Tambanashe Enterprises and Two Flags disputed rights to various mining claims collectively known as Lennox Mine in Mashava, Masvingo Province. The claims were originally registered to Reedbuck Investments, which went into liquidation. In 2003, Two Flags entered into an agreement of sale with Reedbuck's liquidator to purchase the mine. In 2006, the Ministry of Mines closed Lennox Mine due to alleged illegal operations by Knobthorn Investments and appointed Lamorna Investments as operator. Tambanashe claimed the claims were forfeited to the State during 2006-2007, re-pegged them, and obtained mining certificates in 2011. Two Flags obtained a declaratory order from the High Court in January 2016 (HC11857-15) confirming its rights to Lennox Mine and directing the Ministry of Mines to transfer the claims. In November 2016, a consent order (HC2901-16) was registered directing transfer to Two Flags. Transfer certificates were issued to Two Flags in January 2017. Two Flags then obtained an eviction order against Tambanashe in March 2017. After being evicted, Tambanashe obtained a restoration order from the Harare High Court, which Two Flags appealed. The parties appeared before a judge in chambers, and a disputed "consent order" was issued in April 2017. Six consolidated applications resulted from this dispute.
HC5409-17 (MSV81-17): The application for a declaratory order brought by Tambanashe dismissed with costs on a Legal Practitioner-Client scale. HC5410-17 (MSV121-17): Execution of court order HC5407-17 (MSV102-17) stayed with costs on a Legal Practitioner-Client scale. HC5408-17 (MSV117-17): (1) The consent order filed under MSV102-17 set aside with costs on a Legal Practitioner-Client scale; (2) The consent order declared to have no validity from the date of judgment by effluxion of time in accordance with its own stipulated period of validity.
A court of coordinate jurisdiction cannot grant a declaratory order that would have the effect of nullifying or setting aside a declaratory order previously issued by another judge of parallel jurisdiction while that order remains extant and has not been set aside on appeal or review. To do so would be an incompetent exercise of parallel jurisdiction. The proper remedy for a party aggrieved by a declaratory order to which it was not a party is to seek to set aside that order through appropriate procedures (rescission, appeal, or review), not to seek a competing declaratory order from the same court. A "consent order" that was not actually consented to by the parties is afflicted by a procedural irregularity constituting an error that justifies rescission under Rule 449 or the common law. The doctrine of res judicata applies to prevent re-litigation of matters already finally determined by a competent court. An application for declaratory relief regarding mining rights stands or falls on the founding affidavit, which must establish the chain of title and how the applicant acquired legitimate rights.

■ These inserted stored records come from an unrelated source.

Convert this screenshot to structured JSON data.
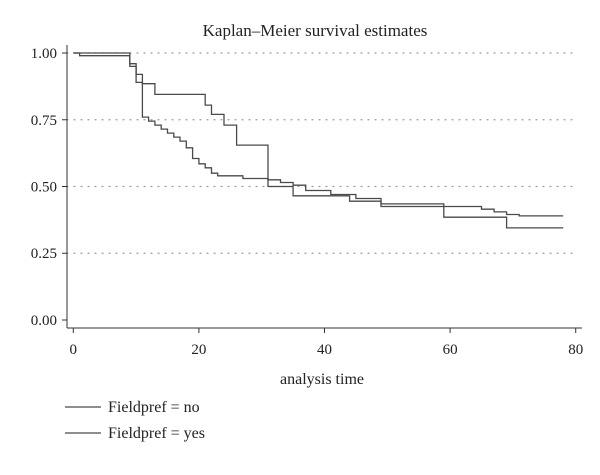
{
  "chart_data": {
    "type": "line",
    "step": true,
    "title": "Kaplan–Meier survival estimates",
    "xlabel": "analysis time",
    "ylabel": "",
    "xlim": [
      -1,
      81
    ],
    "ylim": [
      -0.03,
      1.03
    ],
    "xticks": [
      0,
      20,
      40,
      60,
      80
    ],
    "yticks": [
      0.0,
      0.25,
      0.5,
      0.75,
      1.0
    ],
    "xtick_labels": [
      "0",
      "20",
      "40",
      "60",
      "80"
    ],
    "ytick_labels": [
      "0.00",
      "0.25",
      "0.50",
      "0.75",
      "1.00"
    ],
    "grid": "horizontal dotted at y ticks",
    "legend_position": "bottom-left",
    "colors": {
      "line": "#4a4a4a",
      "axis": "#333333",
      "grid": "#999999"
    },
    "series": [
      {
        "name": "Fieldpref = no",
        "x": [
          0,
          9,
          10,
          11,
          13,
          21,
          22,
          24,
          26,
          31,
          35,
          40,
          44,
          49,
          59,
          69,
          78
        ],
        "y": [
          1.0,
          0.96,
          0.92,
          0.885,
          0.845,
          0.805,
          0.77,
          0.73,
          0.655,
          0.5,
          0.465,
          0.465,
          0.445,
          0.425,
          0.385,
          0.345,
          0.345
        ]
      },
      {
        "name": "Fieldpref = yes",
        "x": [
          0,
          1,
          9,
          10,
          11,
          12,
          13,
          14,
          15,
          16,
          17,
          18,
          19,
          20,
          21,
          22,
          23,
          27,
          31,
          33,
          35,
          37,
          41,
          45,
          49,
          59,
          65,
          67,
          69,
          71,
          78
        ],
        "y": [
          1.0,
          0.99,
          0.95,
          0.89,
          0.76,
          0.745,
          0.73,
          0.715,
          0.7,
          0.685,
          0.67,
          0.645,
          0.605,
          0.585,
          0.57,
          0.55,
          0.54,
          0.53,
          0.525,
          0.515,
          0.505,
          0.485,
          0.47,
          0.455,
          0.435,
          0.425,
          0.415,
          0.405,
          0.395,
          0.39,
          0.39
        ]
      }
    ]
  }
}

The court observed that the proliferation of litigation between the parties, with multiple applications and counter-applications filed in different registries (Harare and Masvingo), reflected undue acrimony and waste of judicial resources. Some interlocutory applications brought on an urgent basis were superfluous and unnecessary. The court commented that punitive costs orders on a legal practitioner-client scale are appropriate to discourage such conduct. The court noted that if Tambanashe had legitimate grievances about the registration of certificates in Two Flags' name, it should have objected during the 30-day notice period after publication in the government gazette as required by section 59 of the Mines and Minerals Act, or pursued remedies against the Ministry of Mines. The court observed that "the left hand cannot take away what the right hand has already awarded" - a vivid metaphor for the principle that one judge cannot undo what another judge of coordinate jurisdiction has decided. The court emphasized the importance of finality in litigation and the public interest in respecting the authority of judicial decisions even if erroneous, noting that corrections must come from courts of superior jurisdiction.
This case is significant in South African and Zimbabwean law for establishing important principles regarding: (1) The limits of parallel jurisdiction - a High Court judge cannot set aside, vary, or nullify orders made by another judge of coordinate jurisdiction; (2) The doctrine of res judicata and the principle that there must be finality in litigation; (3) The requirements for consent orders - a court cannot issue a "consent order" when parties have not actually consented to its terms; (4) The impropriety of seeking competing declaratory orders from the same court to circumvent existing judgments; (5) The application of sections 58 and 59 of the Mines and Minerals Act in mining title disputes; (6) The evidentiary burden in applications for declaratory orders regarding mining rights - applicants must establish the chain of title in founding papers. The judgment reinforces the integrity of judicial decisions and the principle that litigants dissatisfied with court orders must pursue proper appellate remedies rather than seek conflicting orders from courts of parallel jurisdiction. It also discourages the proliferation of unnecessary interlocutory applications through punitive costs orders.